Business Owner on Trial After Making Deadly Proposition

Suburban Chicago business owner Daniel Dvorkin had just been ordered to pay more than $8 million to a debt collector last year when he took a lucrative but deadly proposition to a gun shop owner he knew, according to prosecutors.

Dvorkin's trial on charges for solicitation of murder-for-hire and murder conspiracy began Monday in federal court in Chicago. Dvorkin allegedly told gun shop owner, Robert Bevis, that he wanted the debt collector, Larry Meyer - co-owner of Texas 1845 LLC, to "stop breathing," Assistant U.S. Attorney Heather McShain said. Bevis told Dvorkin he "might know a hit man in Florida" but instead went to police and began wearing a wire for the FBI, prosecutors said.

Texas 1845, a commercial collector, had sued in DuPage County, Ill. in 2010 over defaulted loans in which Dvorkin listed two corporate jets as collateral. Two affiliated companies of Dan Development took out more than $9 million in loans to purchase used aircraft.

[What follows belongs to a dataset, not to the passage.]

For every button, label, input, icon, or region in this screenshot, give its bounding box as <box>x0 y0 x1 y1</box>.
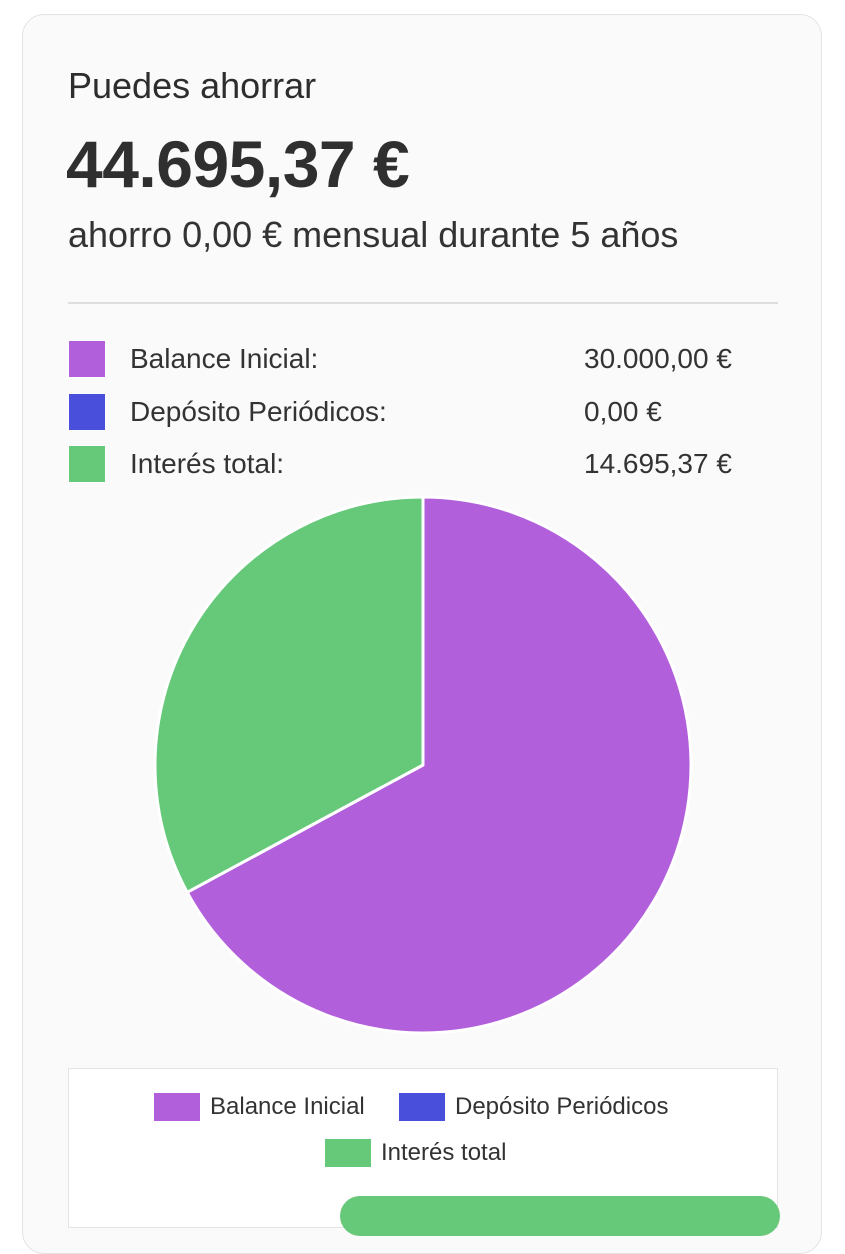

Dvorkin personally guaranteed those loans.

In recorded conversations to be played for jurors, Dvorkin coached Bevis on what to tell investigators if they asked about their meetings. Dvorkin eventually told Bevis he'd found someone who would do the job cheaper and quicker and called off their deal, prosecutors said. Dvorkin's attorney, Scott Frankel, said in his opening statement that the FBI combed through Dvorkin's phone and Internet records but found no evidence of any "second hit man waiting in the wings."

Dvorkin, 75, is the owner of Dan Development Ltd. in Oakbrook Terrace, Ill. and oversees a portfolio that includes properties across the Chicago area, including a three-story commercial building in the city's Lakeview neighborhood. His real estate holding company filed for bankruptcy protection this month, listing $70 million in assets, court records show.

Frankel said his client is an upstanding businessman who had made an "offhand comment" and then got scared when Bevis took him seriously. The key initial meeting between the two came before Bevis was cooperating and wearing a hidden recorder, Frankel said, and none of the subsequent recorded conversations captured Dvorkin actually soliciting a killing or paying any money toward that goal.